Which gets me lots of info like this (grouping by hits, reverse-sorting by hits):

hits=18383,QTime_min=5.000000,QTime_mode=5,QTime_mean=5.000000,QTime_stddev=,QTime_max=5.000000 hits=18283,QTime_min=3.000000,QTime_mode=8,QTime_mean=40.402174,QTime_stddev=42.019111,QTime_max=137.000000 hits=18282,QTime_min=2.000000,QTime_mode=6,QTime_mean=18.181592,QTime_stddev=41.169189,QTime_max=577.000000 hits=17403,QTime_min=6.000000,QTime_mode=184,QTime_mean=501.666667,QTime_stddev=816.713577,QTime_max=2068.000000 hits=17043,QTime_min=1.000000,QTime_mode=4,QTime_mean=3.711864,QTime_stddev=1.712538,QTime_max=9.000000 hits=17042,QTime_min=1.000000,QTime_mode=2,QTime_mean=2.278986,QTime_stddev=1.984960,QTime_max=29.000000 hits=17025,QTime_min=1.000000,QTime_mode=2,QTime_mean=3.378571,QTime_stddev=1.990871,QTime_max=11.000000 hits=17024,QTime_min=1.000000,QTime_mode=2,QTime_mean=2.060000,QTime_stddev=1.228379,QTime_max=14.000000 hits=15436,QTime_min=2.000000,QTime_mode=3,QTime_mean=20.684211,QTime_stddev=40.519906,QTime_max=235.000000 hits=14999,QTime_min=5.000000,QTime_mode=6,QTime_mean=8.500000,QTime_stddev=5.686241,QTime_max=17.000000 hits=14878,QTime_min=4.000000,QTime_mode=5,QTime_mean=18.888889,QTime_stddev=25.852681,QTime_max=78.000000 hits=14868,QTime_min=3.000000,QTime_mode=3,QTime_mean=3.750000,QTime_stddev=1.164965,QTime_max=6.000000 hits=11165,QTime_min=7.000000,QTime_mode=7,QTime_mean=490.000000,QTime_stddev=667.476142,QTime_max=1533.000000

I can then see that there might be certain queries that are taking an unusually long time (mode of 184, minimum of 6). I will see if I can find out what that query is and why it's taking so long.

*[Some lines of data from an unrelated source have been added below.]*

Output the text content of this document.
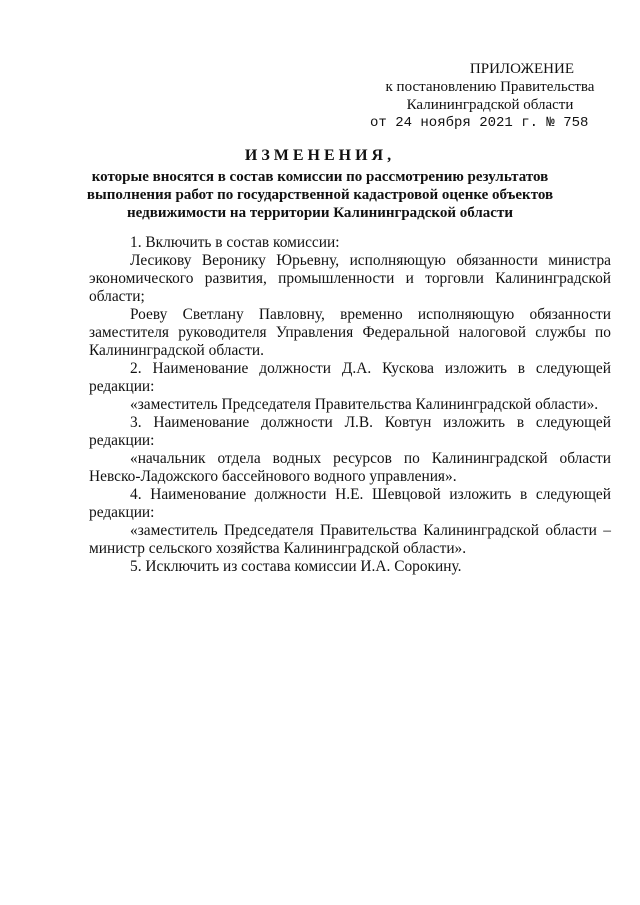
ПРИЛОЖЕНИЕ
к постановлению Правительства
Калининградской области
от 24 ноября 2021 г. № 758
ИЗМЕНЕНИЯ,
которые вносятся в состав комиссии по рассмотрению результатов
выполнения работ по государственной кадастровой оценке объектов
недвижимости на территории Калининградской области

1. Включить в состав комиссии:

Лесикову Веронику Юрьевну, исполняющую обязанности министра экономического развития, промышленности и торговли Калининградской области;

Роеву Светлану Павловну, временно исполняющую обязанности заместителя руководителя Управления Федеральной налоговой службы по Калининградской области.

2. Наименование должности Д.А. Кускова изложить в следующей редакции:

«заместитель Председателя Правительства Калининградской области».

3. Наименование должности Л.В. Ковтун изложить в следующей редакции:

«начальник отдела водных ресурсов по Калининградской области Невско-Ладожского бассейнового водного управления».

4. Наименование должности Н.Е. Шевцовой изложить в следующей редакции:

«заместитель Председателя Правительства Калининградской области – министр сельского хозяйства Калининградской области».

5. Исключить из состава комиссии И.А. Сорокину.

Oh, I should note that John Kerl, the developer of Miller, is right now asking for people to make suggestions for his FAQ page. Miller is awesome, if you have a text parsing or data analysis task you think Miller might be just the tool for, post your challenge to that issue. Someone might help you answer your question.

10/28/2015 UPDATE: it was brought to my attention that the Lucene folks have posted a rather amusing warning against using the G1GC garbage collector and similarly, the Elastic Search folks have done the same (though it's likely just an echo of the Lucene warning). Now, I don't know what to make of this, but I do know that search performance has measurably increased since switching to the G1GC. For now, I think I will choose to quietly worry.